Source: http://nationmultimedia.com/worldhotnews/30102064/Confirmed-swine-flu-cases-in-US-cross-400-with-2-d
Washington - A woman in her 30s died of swine flu in Texas, state health officials confirmed Tuesday, taking the overall toll from the outbreak in the United States to two.
The woman lived in Cameron County, near the US-Mexico border, and also suffered from other chronic health problems, said Carrie Williams, a spokeswoman for the Texas Department of State Health Services.
The woman died last week, Williams told the German news agency dpa. Last week, a 23-month-old boy from Mexico City died in a Houston hospital.
The US Centres for Disease Control and Prevention (CDC) said Tuesday that the number of confirmed cases in the US increased to 403 in 38 states. New York reported 90 cases, Illinois 82, California 49, Delaware 20 and Texas 41.
Health and Human Services Secretary Kathleen Sebelius, who visited the Atlanta, Georgia-based CDC on her first official trip outside Washington, said there were "another 700 probable cases in 44 states."
"We know there will be more cases. The numbers will go up and unfortunately there are likely to be more hospitalizations and more deaths," she said.
Monday's US count was 286 cases in 36 states.
"But the good news is that the virus does not seem to be as severe as we once thought it could be, based on the very early studies in Mexico," Sebelius said.
The US government on Tuesday changed its advisory on school closures related to swine flu, saying that schools were no longer required to close down if students fell ill. Schools were earlier advised to close even if there were suspected flu cases.

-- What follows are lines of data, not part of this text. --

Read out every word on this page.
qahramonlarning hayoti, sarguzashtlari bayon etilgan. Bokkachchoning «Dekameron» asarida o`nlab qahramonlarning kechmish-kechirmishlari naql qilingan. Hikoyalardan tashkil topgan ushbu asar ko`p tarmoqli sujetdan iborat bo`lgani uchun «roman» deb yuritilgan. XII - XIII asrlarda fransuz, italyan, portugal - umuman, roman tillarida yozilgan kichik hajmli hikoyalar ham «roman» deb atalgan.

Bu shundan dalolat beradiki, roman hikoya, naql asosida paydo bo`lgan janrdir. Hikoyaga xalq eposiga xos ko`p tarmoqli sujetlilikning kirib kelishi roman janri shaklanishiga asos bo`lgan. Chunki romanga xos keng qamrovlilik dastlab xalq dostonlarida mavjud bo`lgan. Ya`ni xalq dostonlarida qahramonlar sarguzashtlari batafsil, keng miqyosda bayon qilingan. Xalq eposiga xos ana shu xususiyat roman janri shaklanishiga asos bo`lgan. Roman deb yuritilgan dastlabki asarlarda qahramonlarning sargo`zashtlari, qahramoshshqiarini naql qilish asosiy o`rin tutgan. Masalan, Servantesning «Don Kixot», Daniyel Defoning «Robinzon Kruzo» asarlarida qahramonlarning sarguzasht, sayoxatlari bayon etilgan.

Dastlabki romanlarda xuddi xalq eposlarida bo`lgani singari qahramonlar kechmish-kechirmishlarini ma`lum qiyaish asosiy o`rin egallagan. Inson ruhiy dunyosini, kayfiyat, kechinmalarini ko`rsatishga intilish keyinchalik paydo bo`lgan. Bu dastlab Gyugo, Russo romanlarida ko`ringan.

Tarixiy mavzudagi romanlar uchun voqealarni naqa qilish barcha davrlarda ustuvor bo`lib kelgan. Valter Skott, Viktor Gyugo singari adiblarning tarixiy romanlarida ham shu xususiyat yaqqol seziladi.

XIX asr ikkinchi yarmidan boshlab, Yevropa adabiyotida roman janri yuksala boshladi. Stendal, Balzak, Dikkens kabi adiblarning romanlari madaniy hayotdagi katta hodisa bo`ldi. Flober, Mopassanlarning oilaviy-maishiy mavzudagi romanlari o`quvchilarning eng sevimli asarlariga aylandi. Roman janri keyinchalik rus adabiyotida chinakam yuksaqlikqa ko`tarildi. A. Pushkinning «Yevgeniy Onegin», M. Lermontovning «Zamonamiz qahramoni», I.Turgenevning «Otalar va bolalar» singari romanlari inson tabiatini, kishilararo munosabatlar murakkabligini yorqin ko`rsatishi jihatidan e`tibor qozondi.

"This is not an indication that we know enough about the course that this virus will take," Sebelius cautioned. "We don't know what will happen over the course of the summer and we certainly don't know what will happen when we get into flu season ... later this fall."
Richard Besser, acting director of the CDC, said the "big bump in cases" didn't reflect transmission, but rather that "we're catching up with the testing."

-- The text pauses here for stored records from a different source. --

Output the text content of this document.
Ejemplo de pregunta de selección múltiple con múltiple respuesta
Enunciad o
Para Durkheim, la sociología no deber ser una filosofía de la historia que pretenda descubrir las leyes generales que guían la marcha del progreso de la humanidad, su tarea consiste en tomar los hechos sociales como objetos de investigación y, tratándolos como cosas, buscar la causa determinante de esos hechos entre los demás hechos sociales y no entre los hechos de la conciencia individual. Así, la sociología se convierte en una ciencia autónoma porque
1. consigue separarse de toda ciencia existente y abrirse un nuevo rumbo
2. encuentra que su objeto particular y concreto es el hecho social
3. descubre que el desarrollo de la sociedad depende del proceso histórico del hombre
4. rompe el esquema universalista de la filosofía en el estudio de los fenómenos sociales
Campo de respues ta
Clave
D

He said the confirmed cases were in patients in the age range of three months to 81 years, with a median age of 16 years. There were 35 hospitalizations in the US, where 62 per cent of those confirmed to have contracted the virus were under 18 years.
In Geneva, the World Health Organization updated the number of global laboratory-confirmed cases of the H1N1 virus to 1,490 human infections in 21 countries.